1986 yılında Japonya’nın Yonaguni Adası açıklarında dalış yapan bir dalgıç, suyun 25 metre altında devasa bir yapı fark etti. Basamaklar, platformlar, keskin açılar, koridor benzeri geçitler… Sanki Atlantis kıyıya vurmuştu. Ama ilginç olan, bu yapının hiçbir kayıtta geçmemesi değil. Asıl soru şuydu: Bunu kim yaptı?

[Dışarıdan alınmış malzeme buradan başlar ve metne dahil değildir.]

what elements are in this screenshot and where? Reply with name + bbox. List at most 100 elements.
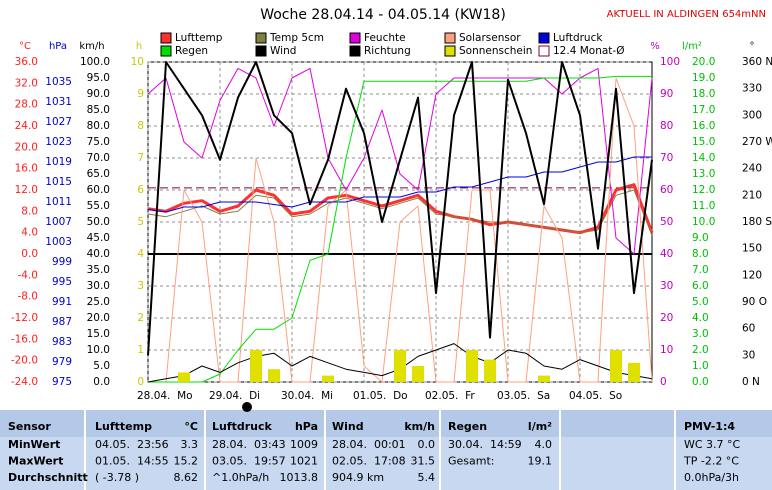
- y-tick-label: 5.0: [692, 296, 709, 308]
- table-cell: MaxWert: [8, 455, 63, 468]
- y-tick-label: 180 S: [742, 216, 772, 228]
- y-tick-label: 75.0: [87, 136, 110, 148]
- series-line: [148, 77, 653, 383]
- y-tick-label: 995: [52, 276, 72, 288]
- y-tick-label: 9.0: [692, 232, 709, 244]
- y-tick-label: 70: [660, 152, 673, 164]
- legend-swatch: [349, 32, 361, 44]
- legend-swatch: [349, 45, 361, 57]
- sunshine-bar: [268, 369, 280, 382]
- axis-unit: km/h: [79, 41, 104, 52]
- table-cell: 3.3: [181, 438, 199, 451]
- y-tick-label: 983: [52, 336, 72, 348]
- table-header: Sensor: [8, 420, 51, 433]
- table-cell: 1021: [290, 455, 318, 468]
- y-tick-label: 1015: [45, 176, 72, 188]
- y-tick-label: 36.0: [15, 56, 38, 68]
- x-tick-label: 29.04. Di: [209, 390, 260, 402]
- table-cell: 4.0: [535, 438, 553, 451]
- table-header: hPa: [295, 420, 318, 433]
- y-tick-label: 0: [660, 376, 667, 388]
- table-cell: 1009: [290, 438, 318, 451]
- y-tick-label: 45.0: [87, 232, 110, 244]
- y-tick-label: 330: [742, 83, 762, 95]
- table-cell: 0.0hPa/3h: [684, 471, 739, 484]
- table-cell: WC 3.7 °C: [684, 438, 741, 451]
- table-header: km/h: [404, 420, 435, 433]
- sunshine-bar: [538, 375, 550, 382]
- y-tick-label: 240: [742, 163, 762, 175]
- legend-label: Sonnenschein: [459, 45, 532, 57]
- y-tick-label: -20.0: [11, 355, 38, 367]
- table-cell: 904.9 km: [332, 471, 384, 484]
- y-tick-label: 1011: [45, 196, 72, 208]
- series-line: [147, 67, 653, 255]
- axis-unit: l/m²: [682, 41, 702, 52]
- legend-swatch: [444, 32, 456, 44]
- sunshine-bar: [322, 375, 334, 382]
- table-header: Lufttemp: [95, 420, 152, 433]
- y-tick-label: 300: [742, 109, 762, 121]
- y-tick-label: 1: [137, 344, 144, 356]
- y-tick-label: 10: [660, 344, 673, 356]
- series-line: [147, 156, 652, 213]
- x-tick-label: 01.05. Do: [353, 390, 408, 402]
- y-tick-label: 90 O: [742, 296, 767, 308]
- y-tick-label: 15.0: [692, 136, 715, 148]
- y-tick-label: 360 N: [742, 56, 772, 68]
- y-tick-label: 85.0: [87, 104, 110, 116]
- y-tick-label: 30: [660, 280, 673, 292]
- y-tick-label: 24.0: [15, 120, 38, 132]
- y-tick-label: 17.0: [692, 104, 715, 116]
- y-tick-label: 12.0: [15, 184, 38, 196]
- y-tick-label: -16.0: [11, 333, 38, 345]
- legend-label: Regen: [175, 45, 208, 57]
- y-tick-label: 8: [137, 120, 144, 132]
- y-tick-label: 987: [52, 316, 72, 328]
- y-tick-label: 6: [137, 184, 144, 196]
- x-tick-label: 03.05. Sa: [497, 390, 550, 402]
- table-cell: 0.0: [418, 438, 436, 451]
- legend-swatch: [538, 45, 550, 57]
- y-tick-label: 40: [660, 248, 673, 260]
- y-tick-label: 4: [137, 248, 144, 260]
- table-cell: ( -3.78 ): [95, 471, 139, 484]
- y-tick-label: 120: [742, 269, 762, 281]
- y-tick-label: 0.0: [692, 376, 709, 388]
- y-tick-label: 0 N: [742, 376, 760, 388]
- legend-label: Wind: [270, 45, 296, 57]
- y-tick-label: 6.0: [692, 280, 709, 292]
- y-tick-label: 210: [742, 189, 762, 201]
- sunshine-bar: [412, 366, 424, 382]
- y-tick-label: 10: [131, 56, 144, 68]
- y-tick-label: 1027: [45, 116, 72, 128]
- legend-label: Luftdruck: [553, 32, 603, 44]
- x-tick-label: 02.05. Fr: [425, 390, 475, 402]
- y-tick-label: 999: [52, 256, 72, 268]
- table-cell: 5.4: [418, 471, 436, 484]
- table-dividers: [84, 410, 676, 490]
- x-tick-label: 28.04. Mo: [137, 390, 193, 402]
- table-cell: Gesamt:: [448, 455, 495, 468]
- y-tick-label: 11.0: [692, 200, 715, 212]
- y-tick-label: 12.0: [692, 184, 715, 196]
- y-tick-label: 15.0: [87, 328, 110, 340]
- table-cell: ^1.0hPa/h: [212, 471, 269, 484]
- table-cell: MinWert: [8, 438, 60, 451]
- table-header: Wind: [332, 420, 364, 433]
- y-tick-label: 1023: [45, 136, 72, 148]
- y-tick-label: 60: [742, 323, 755, 335]
- y-tick-label: 0.0: [21, 248, 38, 260]
- table-cell: TP -2.2 °C: [683, 455, 739, 468]
- table-cell: 02.05. 17:08: [332, 455, 406, 468]
- legend-swatch: [160, 32, 172, 44]
- y-tick-label: 5: [137, 216, 144, 228]
- sunshine-bar: [610, 350, 622, 382]
- y-tick-label: 35.0: [87, 264, 110, 276]
- table-cell: 03.05. 19:57: [212, 455, 286, 468]
- sunshine-bar: [628, 362, 640, 382]
- sunshine-bar: [178, 372, 190, 382]
- y-tick-label: 0: [137, 376, 144, 388]
- table-cell: Durchschnitt: [8, 471, 88, 484]
- y-tick-label: 975: [52, 376, 72, 388]
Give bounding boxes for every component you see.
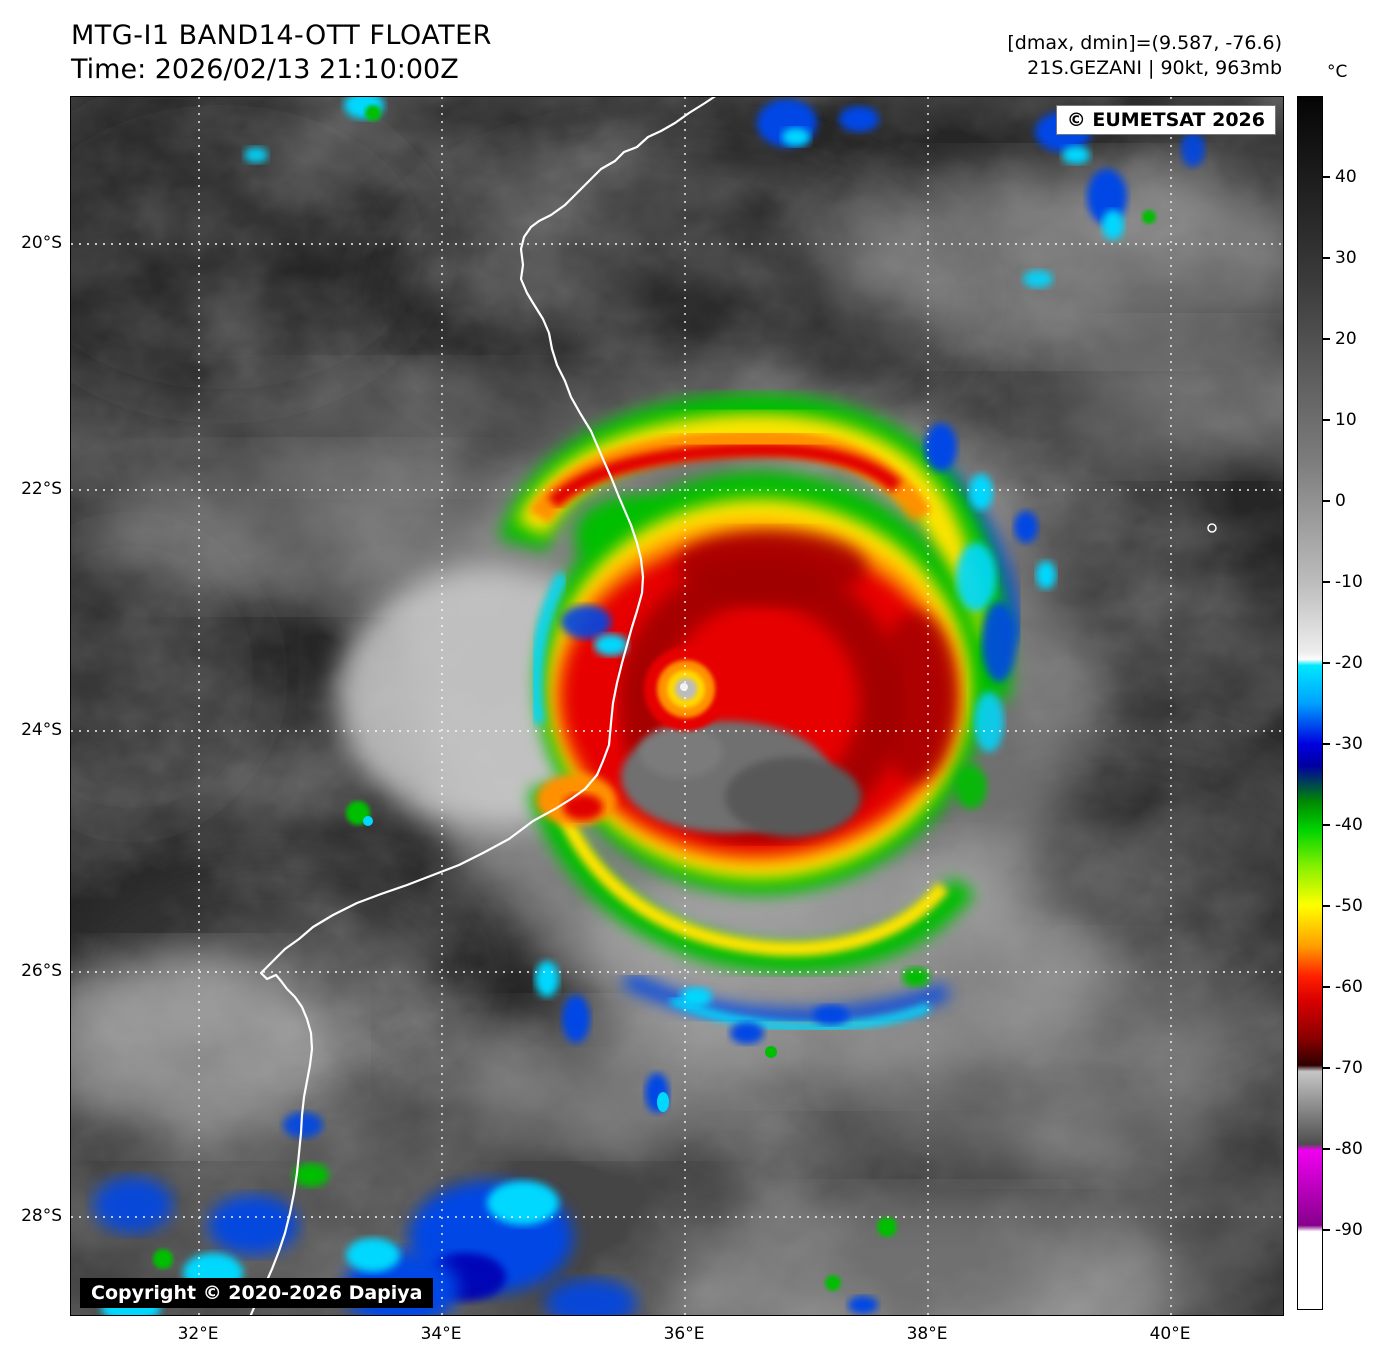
temperature-colorbar	[1297, 96, 1323, 1310]
tick-mark	[1323, 1067, 1330, 1069]
tick-mark	[1323, 581, 1330, 583]
southern-rainband	[527, 774, 976, 1032]
lon-tick-label: 38°E	[906, 1324, 948, 1344]
tick-mark	[1323, 986, 1330, 988]
timestamp-label: Time: 2026/02/13 21:10:00Z	[71, 54, 459, 85]
cyclone-core	[530, 471, 1016, 895]
readouts-block: [dmax, dmin]=(9.587, -76.6) 21S.GEZANI |…	[1007, 31, 1282, 81]
lat-tick-label: 24°S	[21, 720, 62, 740]
tick-mark	[1323, 1148, 1330, 1150]
lat-tick-label: 26°S	[21, 961, 62, 981]
colorbar-tick: 10	[1323, 410, 1357, 430]
tick-mark	[1323, 257, 1330, 259]
page-title: MTG-I1 BAND14-OTT FLOATER	[71, 20, 492, 51]
colorbar-tick: -80	[1323, 1139, 1363, 1159]
tick-mark	[1323, 905, 1330, 907]
colorbar-tick: -10	[1323, 572, 1363, 592]
tick-mark	[1323, 1229, 1330, 1231]
range-readout: [dmax, dmin]=(9.587, -76.6)	[1007, 32, 1282, 54]
colorbar-tick: -50	[1323, 896, 1363, 916]
tick-mark	[1323, 662, 1330, 664]
tick-mark	[1323, 824, 1330, 826]
lat-tick-label: 22°S	[21, 479, 62, 499]
tick-mark	[1323, 743, 1330, 745]
lon-tick-label: 36°E	[663, 1324, 705, 1344]
provider-badge: © EUMETSAT 2026	[1055, 105, 1276, 135]
lat-tick-label: 20°S	[21, 233, 62, 253]
colorbar-tick: 0	[1323, 491, 1346, 511]
lon-tick-label: 32°E	[177, 1324, 219, 1344]
satellite-image-canvas	[71, 97, 1283, 1315]
colorbar-unit-label: °C	[1327, 62, 1348, 82]
scattered-convection	[244, 97, 1205, 1314]
tick-mark	[1323, 176, 1330, 178]
storm-readout: 21S.GEZANI | 90kt, 963mb	[1027, 57, 1282, 79]
colorbar-tick: -20	[1323, 653, 1363, 673]
colorbar-tick: -90	[1323, 1220, 1363, 1240]
coastline	[249, 97, 716, 1315]
copyright-badge: Copyright © 2020-2026 Dapiya	[80, 1278, 434, 1308]
colorbar-tick: 40	[1323, 167, 1357, 187]
colorbar-tick: -30	[1323, 734, 1363, 754]
island-marker	[1207, 523, 1217, 533]
lon-tick-label: 40°E	[1149, 1324, 1191, 1344]
tick-mark	[1323, 419, 1330, 421]
satellite-map: © EUMETSAT 2026 Copyright © 2020-2026 Da…	[70, 96, 1284, 1316]
colorbar-tick: 30	[1323, 248, 1357, 268]
lat-tick-label: 28°S	[21, 1206, 62, 1226]
grid-lines	[71, 97, 1283, 1315]
tick-mark	[1323, 338, 1330, 340]
colorbar-tick: -60	[1323, 977, 1363, 997]
tick-mark	[1323, 500, 1330, 502]
colorbar-tick: 20	[1323, 329, 1357, 349]
colorbar-tick: -70	[1323, 1058, 1363, 1078]
colorbar-tick: -40	[1323, 815, 1363, 835]
lon-tick-label: 34°E	[420, 1324, 462, 1344]
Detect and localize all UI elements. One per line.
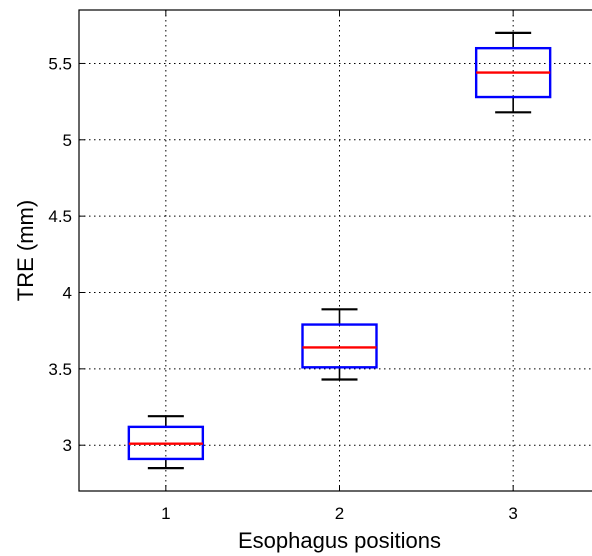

Yapının Özellikleri: Çok Fazla “Tesadüf” Var

Yonaguni yapısı yaklaşık 150 metre uzunluğunda ve 20-25 metre yüksekliğindedir. İçinde:

  • 90 derecelik merdivenler
  • Kesilmiş gibi görünen dev bloklar
  • Koridor benzeri hatlar
  • Kaya üzerinde “oyulmuş” semboller

Jeologların bir kısmı, “bu yapı doğaldır” diyor. Erozyon, depremler ve deniz akıntıları, bu yapıyı şekillendirmiş olabilir. Ama o zaman neden neredeyse mimari simetri taşıyor? Neden bu kadar

Kayıp Bir Medeniyetin Gölgesi mi?

Bazı araştırmacılar, Yonaguni’nin binlerce yıl önce yüzeyde olan bir yerleşim olduğunu düşünüyor. Olası tarih: M.Ö. 10.000 – 12.000 arası. Yani Buzul Çağı’nın sonunda… Yani insanlık tarihinden önce… Yani tarih kitaplarının “henüz medeniyet yoktu” dediği zamanlarda.

Eğer bu yapı o dönemden kalmaysa, bugüne kadar öğrendiğimiz bütün tarih yanlış demektir. Çünkü bu kadar gelişmiş bir taş işçiliği, ancak kentleşmiş ve hesap yapabilen bir uygarlığın ürünüdür. Ama tarih, bunu kabul ederse… kendi temellerini inkar eder.

Bilimin Cevabı: Rastlantı mı, Reddediş mi?

Japonya’daki Tokyo Üniversitesi’nden bazı jeologlar yapının doğal olduğunu savunuyor. Ama aynı üniversitede görevli bazı arkeologlar yapıdaki simetrik çizgilerin ve insan müdahalesi izlerinin göz ardı edilemeyeceğini belirtiyor. Aynı kurumda iki zıt fikir. Bu bile başlı başına garip.

Yapının bazı bölümlerinde, heykel başı benzeri çıkıntılar, sunak gibi duran bölümler var. Hatta bazı dalgıçlar, “kapı” ve “yol” benzeri yapılarla karşılaştıklarını söylüyor. Ama hiçbir resmi kurum bu görüşleri resmileştirmiyor. Neden?

Gizlenmiş Bilgi mi, Anlamlandırılamamış Gerçek mi?

Tarih boyunca bazı yapılar, bulunmalarına rağmen anlatılmamıştır. Çünkü bazı keşifler, uygarlığın “doğrusal gelişim” inancını yıkar. Eğer geçmişte ileri bir medeniyet vardıysa, bu bugün bilinen bütün “başlangıç noktalarını” anlamsız hale getirir.

Yonaguni işte bu çelişkinin merkezidir: Doğal mı, yapay mı? İnsan eli mi, doğa sanatı mı? Gerçekten orada ne var? Yoksa hepimiz, bir “unutulmuşun hatırlanamayan hatırasına” mı bakıyoruz?

Gerçeklik Kavramının Yıkımı

Sonuçta mesele sadece taş değil. Mesele, geçmişin üstüne ne kadar “bugün” bastığımız. Eğer geçmişteki bir yapı bugünü sarsıyorsa… belki de bugün hiç sandığımız kadar “gerçek” değildir.

Yonaguni bize bir şey söylemiyor. Çünkü belki de o yapı, bir zamanlar insanlar değil, zamanı unutanlar için inşa edildi. Ve biz sadece, o unutulmuş zamanın izine rastladık.

Belki doğa yapmadı. Ama belki insan da yapmadı. Belki bu yapı, unutuşun mimarisi.